Il est important de rappeler que les assassinats "ciblés", ne l'était pas du tout!, et qu'une autre liste, plus importante celle-là, avec les noms des victimes innocentes (victimes soi-disant "collatérales"... ce terme est à lui seul une insulte pour les victimes!, et nous savons qu'il n'y aura, ni listes, ni statisques, et que ces resteront à jamais anonyme !
Il y a aussi les commandos de tueurs-assassins, souvent composés d'anciens militaires volontaires. Tueurs assermentés, qui ne seront jamais inquiétés, malgré les nombreux crimes à leur actif. Les missions de ces tueurs, les ont conduit au Chili en 1973..., et depuis ce massacre, ils n'ont jamais cessé de massacrer!
Vous avez dit terroristes? Oui mais... mercenaires serait plus approprié non?
Et qu'en est-il de leurs chefs?
Il ne s'agit évidemment pas des commanditaires, les donneurs d'ordres, idéologiquement responsables, mais que le verbiages des officines propagandistes occidentales, ne nomment jamaisclairement!
Les chefs de ces mercenaires, sont grassement payés, et la chair à canon (les sous-fifres) sont au service de commanditaires, c-à-d, les occidentaux et les monarchies pétrolières, qui se chargent de les former, les entraîner, les armer et de les financer à coup de pétrodollars, via les monarchies pétrolières du Golf persique: Arabie Saoudite, Qatar, etc., et la collaboration active des pays occidentaux, dont: l'Angleterre, l'Allemagne, la France, l'Italie, etc., en tête du troupeau européen!... et sans oublier Israël et la Turquie.
Il est à noter que depuis que la Turquie à cesser d'être l'une des bases arrières de certains groupes terroristes, ceux-ci perdent sérieusement du terrain: en Syrie, en Irak et en Libye, et vont très certainement dégager du Proche-Orient!
Et l'Afghanistan?

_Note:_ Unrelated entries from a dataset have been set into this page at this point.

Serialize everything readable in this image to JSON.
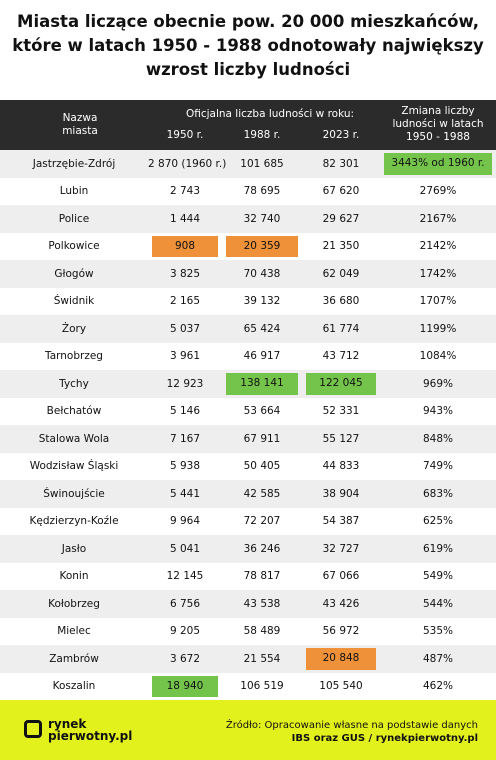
{
  "header": {
    "title_lines": [
      "Miasta liczące obecnie pow. 20 000 mieszkańców,",
      "które w latach 1950 - 1988 odnotowały największy",
      "wzrost liczby ludności"
    ]
  },
  "table": {
    "columns": {
      "name": "Nazwa miasta",
      "group": "Oficjalna liczba ludności w roku:",
      "years": [
        "1950 r.",
        "1988 r.",
        "2023 r."
      ],
      "change": "Zmiana liczby ludności w latach 1950 - 1988"
    },
    "rows": [
      [
        "Jastrzębie-Zdrój",
        "2 870 (1960 r.)",
        "101 685",
        "82 301",
        "3443% od 1960 r."
      ],
      [
        "Lubin",
        "2 743",
        "78 695",
        "67 620",
        "2769%"
      ],
      [
        "Police",
        "1 444",
        "32 740",
        "29 627",
        "2167%"
      ],
      [
        "Polkowice",
        "908",
        "20 359",
        "21 350",
        "2142%"
      ],
      [
        "Głogów",
        "3 825",
        "70 438",
        "62 049",
        "1742%"
      ],
      [
        "Świdnik",
        "2 165",
        "39 132",
        "36 680",
        "1707%"
      ],
      [
        "Żory",
        "5 037",
        "65 424",
        "61 774",
        "1199%"
      ],
      [
        "Tarnobrzeg",
        "3 961",
        "46 917",
        "43 712",
        "1084%"
      ],
      [
        "Tychy",
        "12 923",
        "138 141",
        "122 045",
        "969%"
      ],
      [
        "Bełchatów",
        "5 146",
        "53 664",
        "52 331",
        "943%"
      ],
      [
        "Stalowa Wola",
        "7 167",
        "67 911",
        "55 127",
        "848%"
      ],
      [
        "Wodzisław Śląski",
        "5 938",
        "50 405",
        "44 833",
        "749%"
      ],
      [
        "Świnoujście",
        "5 441",
        "42 585",
        "38 904",
        "683%"
      ],
      [
        "Kędzierzyn-Koźle",
        "9 964",
        "72 207",
        "54 387",
        "625%"
      ],
      [
        "Jasło",
        "5 041",
        "36 246",
        "32 727",
        "619%"
      ],
      [
        "Konin",
        "12 145",
        "78 817",
        "67 066",
        "549%"
      ],
      [
        "Kołobrzeg",
        "6 756",
        "43 538",
        "43 426",
        "544%"
      ],
      [
        "Mielec",
        "9 205",
        "58 489",
        "56 972",
        "535%"
      ],
      [
        "Zambrów",
        "3 672",
        "21 554",
        "20 848",
        "487%"
      ],
      [
        "Koszalin",
        "18 940",
        "106 519",
        "105 540",
        "462%"
      ]
    ]
  },
  "footer": {
    "logo_top": "rynek",
    "logo_bottom": "pierwotny.pl",
    "source_line1": "Źródło: Opracowanie własne na podstawie danych",
    "source_line2": "IBS oraz GUS / rynekpierwotny.pl"
  }
}
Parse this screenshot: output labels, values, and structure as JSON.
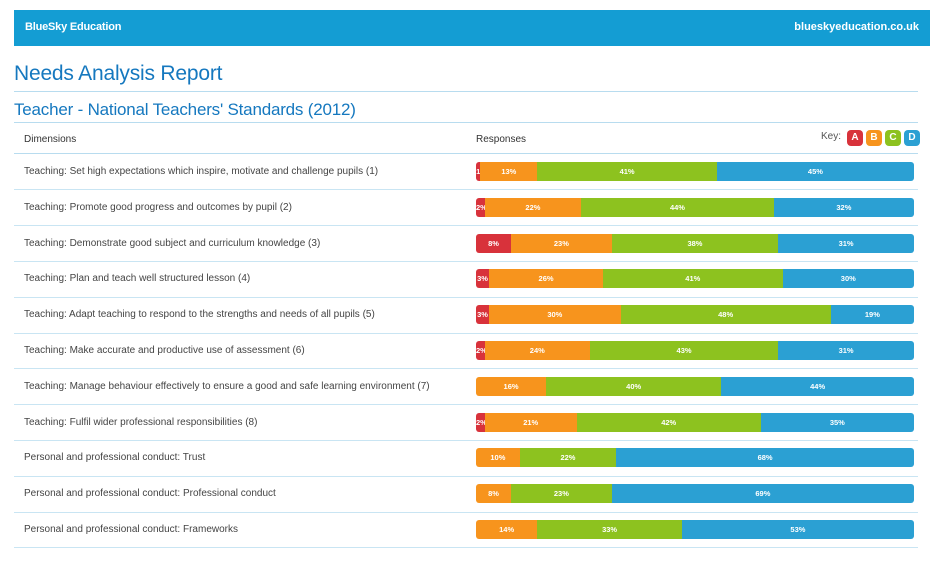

C'est un conflit un peu à part (plus de quinze ans!), et les talibans n'ont jamais revendiqué d'actes terroristes à l'étranger (sauf au Pakistan, pour des raisons stratégiques, puisqu'il s'agit de leur base arrière) et encore moins dans les pays occidentaux! L'opium alimente les caisses des commandos spéciaux, chargés d'opérations spéciales sur le territoire afghan et aussi au Pakistan.
Les nazillons ukrainiens, et toutes les milices paramilitaires de par le vaste monde (d'extrême droite ou gauche) , sont-ils assimilés à des terroristes, ou sont-ils de simples commandos de tueurs?
Les deux mon général!
La guerre c'est une belle connerie!, et les terroristes (bons ou mauvais terroristes? les premiers seraient forcément dans le camp du bien (c-à-d occidental) et sont même qualifiés (au gré des changements de nom, et selon des alliances circonstancielles) d'opposition modérée, bardée d'armes de tous calibres et de toutes espèces (et de toutes provenances), faites pour tuer, voir massacrer..., surtout d'innocentes victimes (quand celle-ci ne sont pas exécutées, torturées, ou salement rackettées comme du vulgaire bétail (les passeurs en savent quelque chose!) et corvéables à merci...                 


Re: La stratégie militaire de la NAVY... par Serge_Gomond le Samedi 26/08/2017 à 22:39

 Suite et fin:
l'appellation "coalition internationale", prête à sourire, puisqu'elle ne représente qu'environ 10% de la population mondiale!
Et dans ces affaires d'attentat, il y a ce que l'on peut révéler au bon peuple, et surtout ce qu'on ne lui dira jamais! (sinon au moment des élections, ce n'est pas 64% d'abstentions qu'il y aurait, mais bien plutôt 90%!)